My supplement recommendations – if you’re interested in investing:

I’ve bought all of my supplements from Myprotein for years now, they’ve never let me down (best value you’ll find, good quality, tons of flavours/types) so here’s some of my favourites:

For your standard whey protein, look no further than here. (I really like strawberry cream which goes well with greek yoghurt, or chocolate smooth which goes well with my oats).
If you’re trying to (struggling to) bulk, adding some chocolate smooth to some instant oats with some peanut butter and milk can be a huge, easy source of calories.

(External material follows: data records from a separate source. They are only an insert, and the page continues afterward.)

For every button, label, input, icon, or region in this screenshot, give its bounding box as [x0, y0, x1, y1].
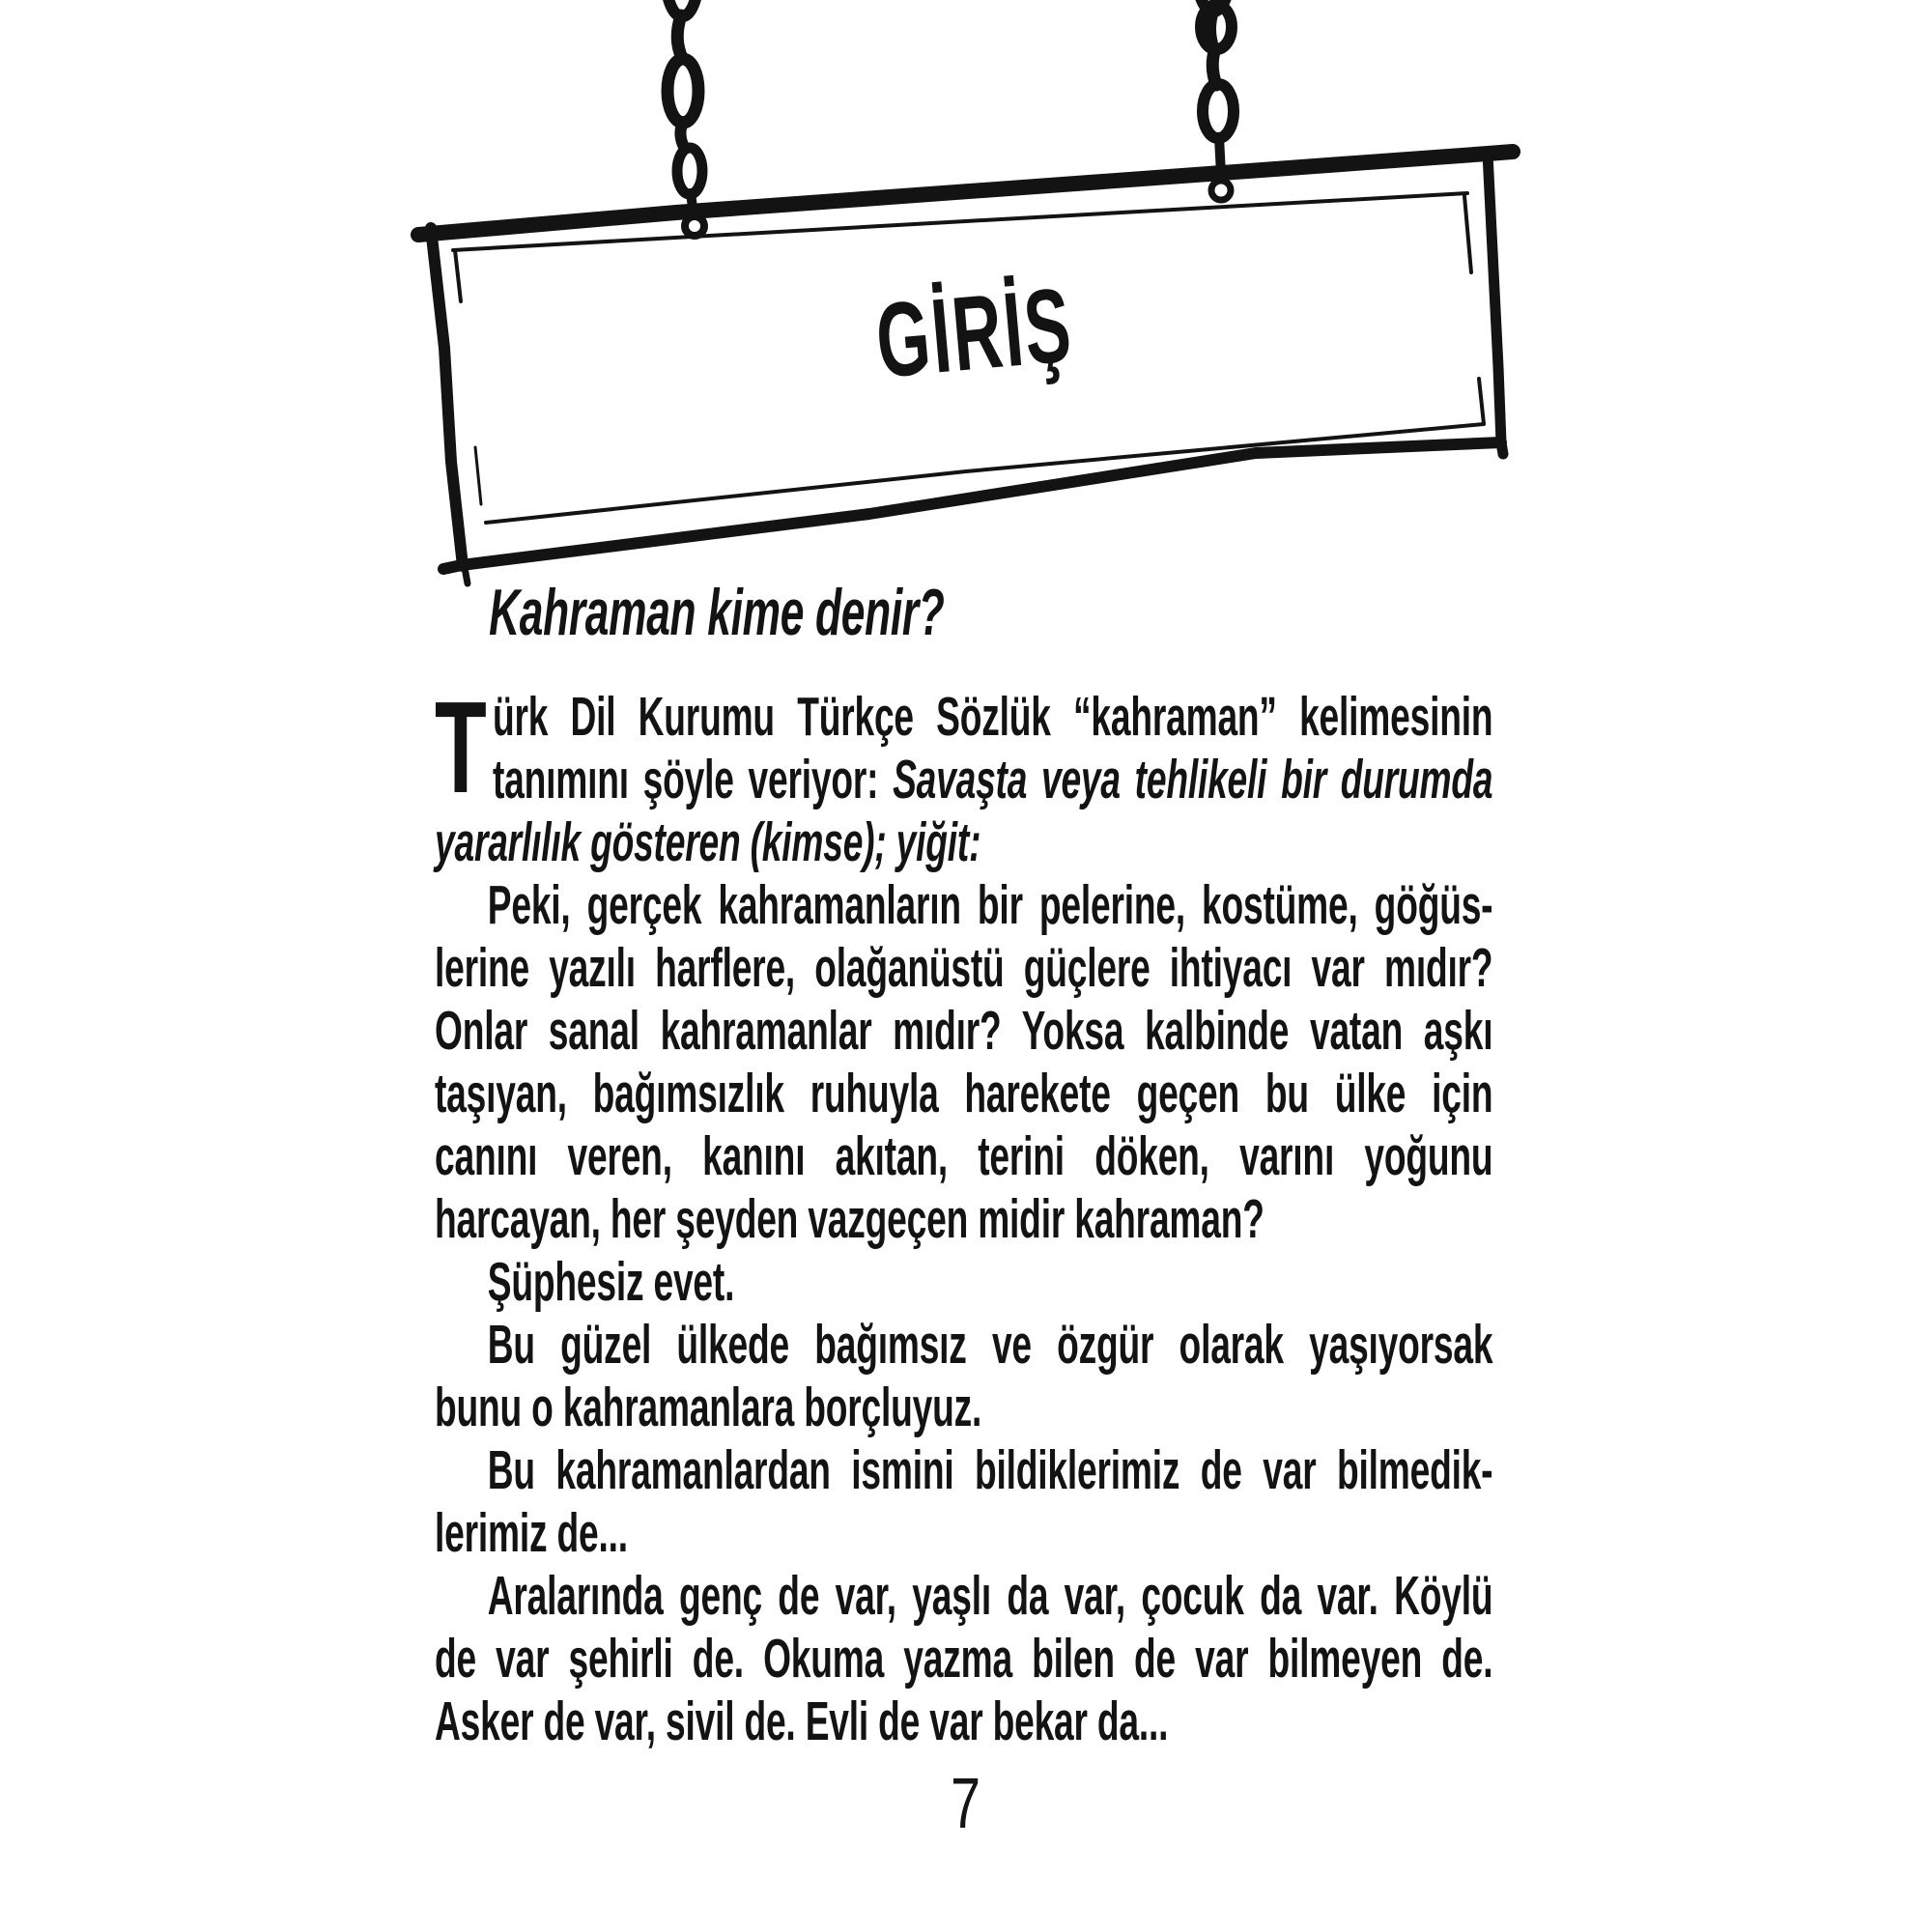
page-footer — [0, 1763, 1932, 1843]
body-line-segment: de var şehirli de. Okuma yazma bilen de var bilmeyen de. — [435, 1628, 1493, 1690]
body-line-segment: ürk Dil Kurumu Türkçe Sözlük “kahraman” kelimesinin — [492, 686, 1493, 748]
body-line — [435, 1000, 1492, 1063]
body-line-segment: harcayan, her şeyden vazgeçen midir kahraman? — [435, 1188, 1264, 1250]
body-line-segment: Savaşta veya tehlikeli bir durumda — [893, 749, 1493, 810]
body-line — [435, 1377, 1492, 1439]
body-line-segment: yararlılık gösteren (kimse); yiğit: — [435, 811, 981, 873]
body-line — [435, 686, 1492, 749]
body-line — [435, 1439, 1492, 1502]
body-line — [435, 1314, 1492, 1377]
body-line-segment: tanımını şöyle veriyor: — [492, 749, 894, 810]
sign-title: GİRİŞ — [871, 266, 1077, 401]
body-line — [435, 1565, 1492, 1628]
body-line-segment: Onlar sanal kahramanlar mıdır? Yoksa kalbinde vatan aşkı — [435, 1000, 1493, 1062]
chain-left-icon — [666, 0, 704, 236]
body-line-segment: Bu güzel ülkede bağımsız ve özgür olarak yaşıyorsak — [487, 1314, 1493, 1376]
body-line — [435, 811, 1492, 874]
body-line — [435, 937, 1492, 1000]
body-line-segment: canını veren, kanını akıtan, terini döken, varını yoğunu — [435, 1125, 1493, 1187]
body-line-segment: Şüphesiz evet. — [487, 1251, 735, 1313]
body-line — [435, 1063, 1492, 1125]
page-number: 7 — [951, 1763, 981, 1843]
body-line — [435, 1251, 1492, 1314]
body-lines — [435, 674, 1493, 1753]
body-line — [435, 874, 1492, 937]
body-line — [435, 1125, 1492, 1188]
body-line — [435, 1188, 1492, 1251]
dropcap-letter: T — [435, 674, 487, 820]
body-line-segment: taşıyan, bağımsızlık ruhuyla harekete geçen bu ülke için — [435, 1063, 1493, 1124]
body-line-segment: lerine yazılı harflere, olağanüstü güçlere ihtiyacı var mıdır? — [435, 937, 1493, 999]
body-line — [435, 1502, 1492, 1565]
body-line-segment: bunu o kahramanlara borçluyuz. — [435, 1377, 982, 1438]
text-column — [435, 574, 1492, 1753]
body-line-segment: Aralarında genç de var, yaşlı da var, çocuk da var. Köylü — [487, 1565, 1493, 1627]
body-line-segment: Peki, gerçek kahramanların bir pelerine, kostüme, göğüs- — [487, 874, 1493, 936]
body-line — [435, 1690, 1492, 1753]
body-line-segment: Asker de var, sivil de. Evli de var bekar da... — [435, 1690, 1169, 1752]
section-heading: Kahraman kime denir? — [489, 576, 945, 649]
body-line-segment: lerimiz de... — [435, 1502, 628, 1564]
body-line — [435, 749, 1492, 811]
body-line — [435, 1628, 1492, 1690]
body-line-segment: Bu kahramanlardan ismini bildiklerimiz de var bilmedik- — [487, 1439, 1493, 1501]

When I’m cutting I cannot get enough of their protein brownies. 20 seconds in the microwave – this is essential. Satisfies my sweet tooth (well, as good as it can, I still would rather eat 2,000 calories of cookies).

Protein pancakes are a good breakfast shout with some zero-cal syrup, I like adding some fruit into it too. Quite filling for low calories as well (thank you satiating protein).

As always though – if you don’t need supplements, don’t buy them. Use them intelligently to help you hit your dietary goals.

  References/acknowledgements:

  • [1] Schoenfeld BJ, Aragon AA, Krieger JW. The effect of protein timing on muscle strength and hypertrophy: a meta-analysis. J Int Soc Sports Nutr. 2013 Dec
  • [2] Morton RW, Murphy KT, McKellar SR, et al A systematic review, meta-analysis and meta-regression of the effect of protein supplementation on resistance training-induced gains in muscle mass and strength in healthy adults Br J Sports Med Published Online First: 11 July 2017.